15. His learned counsel has finally argued that the sentence of recurring fine passed on him is illegal. This fine has been imposed by virtue of the following provision in Section 14:

'......... . and where the breach is a continuing breach to a further fine which may extend to fifty rupees for every day after the first during which the breach continues.'

Now, this provision is similar to one in Section 307, U. P. Municipalities Act, which is in these words:

''... ....and in case of a continuing breach, to a further fine which may extend to five rupees for every day after the date of the first conviction during which the offender is proved to have presisted in the offence'.

The effect of this provision was considered by this Court in -- 'Amir Hasan Khan v. Emperor AIR 1918 All 266 (H), decided in 1918 by Piggott, J. There the accused person was convicted of an offence under Section 307, Municipalities Act and fined, and the Magistrate had further sentenced him to a recurring fine in the event of non-compliance with the order of the Municipal Board. In ruling this part of the Magistrate's order as illegal his Lordship gave the following reasons:

'The liability to a daily fine in the event of a continuing breach has been imposed by the Legislature in order that a person contumaciously disobeying an order lawfully issued by a Municipal Board may not claim to have purged his offence once and for all by payment of the fine imposed upon him for neglect or refusal to comply with the said order.
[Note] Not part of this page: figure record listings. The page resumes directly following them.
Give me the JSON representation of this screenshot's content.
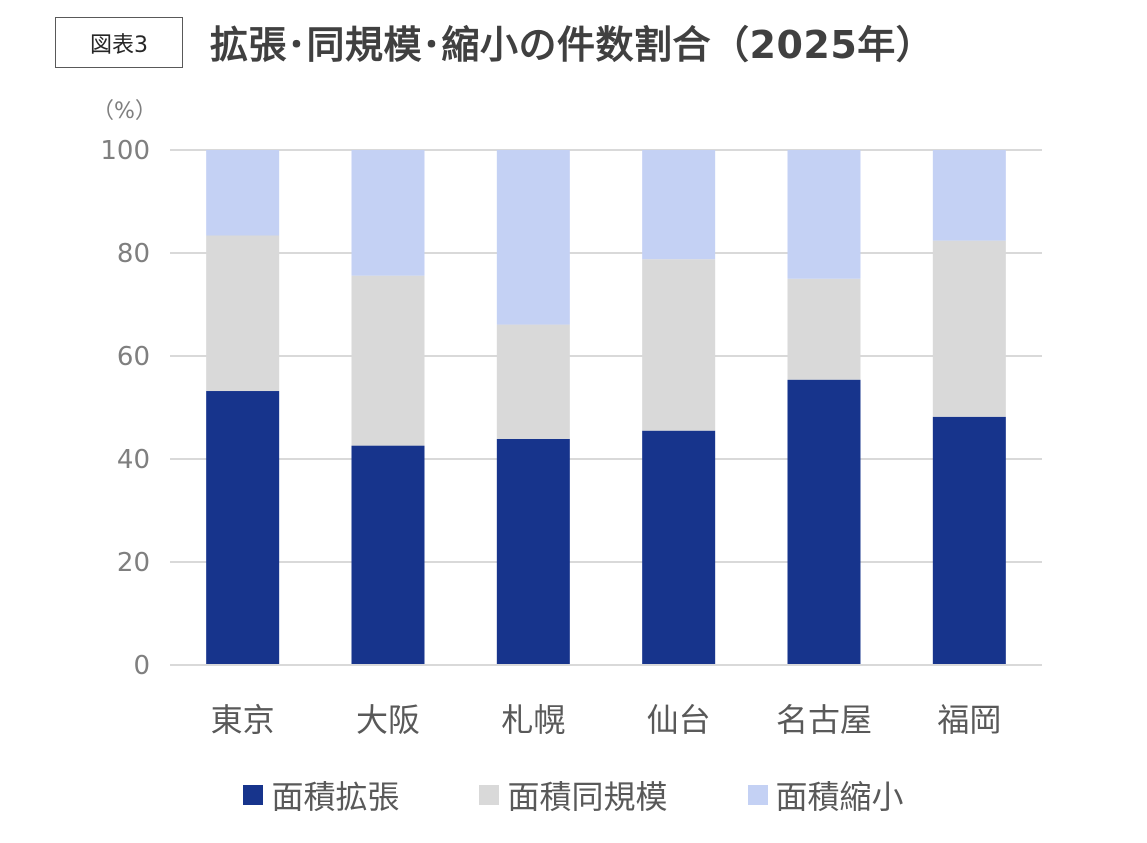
{
  "figure_label": "図表3",
  "title": "拡張･同規模･縮小の件数割合（2025年）",
  "chart_data": {
    "type": "bar",
    "stacked": true,
    "title": "拡張･同規模･縮小の件数割合（2025年）",
    "y_unit": "（%）",
    "ylim": [
      0,
      100
    ],
    "yticks": [
      0,
      20,
      40,
      60,
      80,
      100
    ],
    "grid": true,
    "legend_position": "bottom",
    "categories": [
      "東京",
      "大阪",
      "札幌",
      "仙台",
      "名古屋",
      "福岡"
    ],
    "series": [
      {
        "name": "面積拡張",
        "color": "#17348c",
        "values": [
          53.2,
          42.6,
          43.9,
          45.5,
          55.4,
          48.2
        ]
      },
      {
        "name": "面積同規模",
        "color": "#d9d9d9",
        "values": [
          30.2,
          33.0,
          22.2,
          33.3,
          19.6,
          34.2
        ]
      },
      {
        "name": "面積縮小",
        "color": "#c4d1f4",
        "values": [
          16.6,
          24.4,
          33.9,
          21.2,
          25.0,
          17.6
        ]
      }
    ]
  }
}
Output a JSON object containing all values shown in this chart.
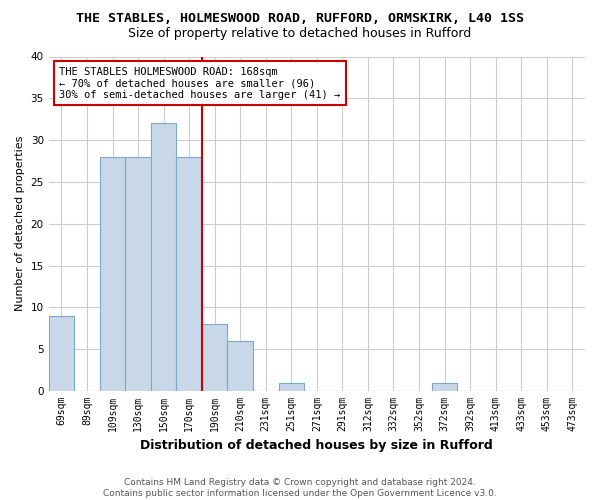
{
  "title": "THE STABLES, HOLMESWOOD ROAD, RUFFORD, ORMSKIRK, L40 1SS",
  "subtitle": "Size of property relative to detached houses in Rufford",
  "xlabel": "Distribution of detached houses by size in Rufford",
  "ylabel": "Number of detached properties",
  "footer_line1": "Contains HM Land Registry data © Crown copyright and database right 2024.",
  "footer_line2": "Contains public sector information licensed under the Open Government Licence v3.0.",
  "bins": [
    "69sqm",
    "89sqm",
    "109sqm",
    "130sqm",
    "150sqm",
    "170sqm",
    "190sqm",
    "210sqm",
    "231sqm",
    "251sqm",
    "271sqm",
    "291sqm",
    "312sqm",
    "332sqm",
    "352sqm",
    "372sqm",
    "392sqm",
    "413sqm",
    "433sqm",
    "453sqm",
    "473sqm"
  ],
  "values": [
    9,
    0,
    28,
    28,
    32,
    28,
    8,
    6,
    0,
    1,
    0,
    0,
    0,
    0,
    0,
    1,
    0,
    0,
    0,
    0,
    0
  ],
  "bar_color": "#c8d8e8",
  "bar_edgecolor": "#7aaac8",
  "vline_color": "#cc0000",
  "annotation_line1": "THE STABLES HOLMESWOOD ROAD: 168sqm",
  "annotation_line2": "← 70% of detached houses are smaller (96)",
  "annotation_line3": "30% of semi-detached houses are larger (41) →",
  "annotation_box_color": "#ffffff",
  "annotation_box_edgecolor": "#cc0000",
  "ylim": [
    0,
    40
  ],
  "yticks": [
    0,
    5,
    10,
    15,
    20,
    25,
    30,
    35,
    40
  ],
  "grid_color": "#cccccc",
  "background_color": "#ffffff",
  "title_fontsize": 9.5,
  "subtitle_fontsize": 9,
  "xlabel_fontsize": 9,
  "ylabel_fontsize": 8,
  "tick_fontsize": 7,
  "annotation_fontsize": 7.5,
  "footer_fontsize": 6.5
}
The liability will require to be enforced, as often as the Municipal Board may consider necessary by institution of a second prosecution, in which the question for consideration will be, how many days have elapsed from the date of the first conviction, under the same section during which the offender is proved to have persisted in the offence, and secondly, the appropriate amount of the daily fine to be imposed under the circumstances of the case, subject to prescribed maximum of Rs. 5 per diem'.

His Lordship's decision has been followed by this Court in all subsequent cases. The view of the Calcutta High Court is also the same but for a different reason, for a Division Bench of that Court held in -- 'Ram Krishna Biswas v. Mohendra Nath', 27 Cal 565 (I) decided in 1900 that an order for payment of a daily fine is illegal inasmuch as it is an adjudication in respect of an offence which has not been committed when such order is passed. The recurring fine imposed on the present applicant is therefore illegal and must be set aside.

16. In the result his conviction under Section 14(b), U. P. Sales Tax Act and the fine of Rs. 500/- thereunder is upheld. But the order imposing a fine of Rs. 10/- per day on him so long as the breach Continues is set aside. With this modification this Revision is dismissed. The applicant should pay up his fine of Rs. 500/- without delay.

17. Leave to appeal to the Supreme Court is refused.